Long-term perspective worrying
CFOs continue to have low expectations of the Belgian economy, despite being positive about both the top and bottom line prospects for their own organisations. With 90% expecting that Belgian economic growth will not exceed 1% this year, they are significantly less optimistic than The National Bank of Belgium.
CFOs remain dissatisfied with Belgian priorities for financial and economic policy-making. They are most negative about taxation and labour market policies. Policy areas related to urban planning, energy, infrastructure, public expenditure and general levels of regulation for businesses are also considered inappropriate for the long-term success and viability of businesses in Belgium.
“The CFOs top priority for policy makers is the reduction of labour costs, by lowering employer contributions.
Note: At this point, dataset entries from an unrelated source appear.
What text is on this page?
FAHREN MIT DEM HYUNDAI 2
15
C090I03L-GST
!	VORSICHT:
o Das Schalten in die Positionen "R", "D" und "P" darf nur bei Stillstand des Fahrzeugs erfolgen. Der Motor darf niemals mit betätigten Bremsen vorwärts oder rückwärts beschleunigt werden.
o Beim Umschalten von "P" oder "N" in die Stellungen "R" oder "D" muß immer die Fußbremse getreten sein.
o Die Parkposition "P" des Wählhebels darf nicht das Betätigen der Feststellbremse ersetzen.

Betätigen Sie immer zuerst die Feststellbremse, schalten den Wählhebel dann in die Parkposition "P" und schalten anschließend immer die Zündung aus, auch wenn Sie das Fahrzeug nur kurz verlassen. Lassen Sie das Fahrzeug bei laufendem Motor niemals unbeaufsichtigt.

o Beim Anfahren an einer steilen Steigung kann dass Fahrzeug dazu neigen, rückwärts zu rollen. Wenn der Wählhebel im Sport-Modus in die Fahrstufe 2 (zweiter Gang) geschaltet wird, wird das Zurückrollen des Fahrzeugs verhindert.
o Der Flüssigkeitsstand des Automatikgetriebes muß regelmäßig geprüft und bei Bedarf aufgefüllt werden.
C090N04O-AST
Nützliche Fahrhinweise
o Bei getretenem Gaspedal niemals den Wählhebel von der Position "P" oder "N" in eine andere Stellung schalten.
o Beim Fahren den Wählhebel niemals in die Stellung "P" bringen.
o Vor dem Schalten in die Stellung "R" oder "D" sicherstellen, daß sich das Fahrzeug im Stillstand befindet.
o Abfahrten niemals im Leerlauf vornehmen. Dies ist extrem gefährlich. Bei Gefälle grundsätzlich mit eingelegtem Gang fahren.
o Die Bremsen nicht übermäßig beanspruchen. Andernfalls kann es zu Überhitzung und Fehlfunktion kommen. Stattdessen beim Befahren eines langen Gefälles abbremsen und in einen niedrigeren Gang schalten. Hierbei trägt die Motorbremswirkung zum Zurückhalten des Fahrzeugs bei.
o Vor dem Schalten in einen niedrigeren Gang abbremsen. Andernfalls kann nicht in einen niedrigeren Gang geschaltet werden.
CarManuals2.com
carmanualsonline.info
This direct measure could provide a welcome stimulus for the CFOs who are concerned about their competitive positions in the market and focused on cost reduction.”
Most CFOs do not expect the newly created political situation will result in a marked change in the business environment in Belgium. If a long government formation process and continued political instability ensues, half of the organisations surveyed are expected to be impacted, resulting in reduced consumer demand, lower or delayed capital spending, and reduced foreign investment.
“With positive sentiment increasingly being reflected in the numbers, things are looking up. It remains to be seen how political instability and regulatory concerns will impact the longer term outlook,” commented Thierry Van Schoubroeck.
About the survey
The 2014 second quarter edition of the Deloitte Belgium CFO Survey was conducted between 2 and 19 June 2014. A total of 60 CFOs completed the survey. The participating CFOs are active in variety of industries. 27% of the participating companies have a turnover of over €1 billion, 46% of between €100 million and €1 billion, and 27% of less than €100 million.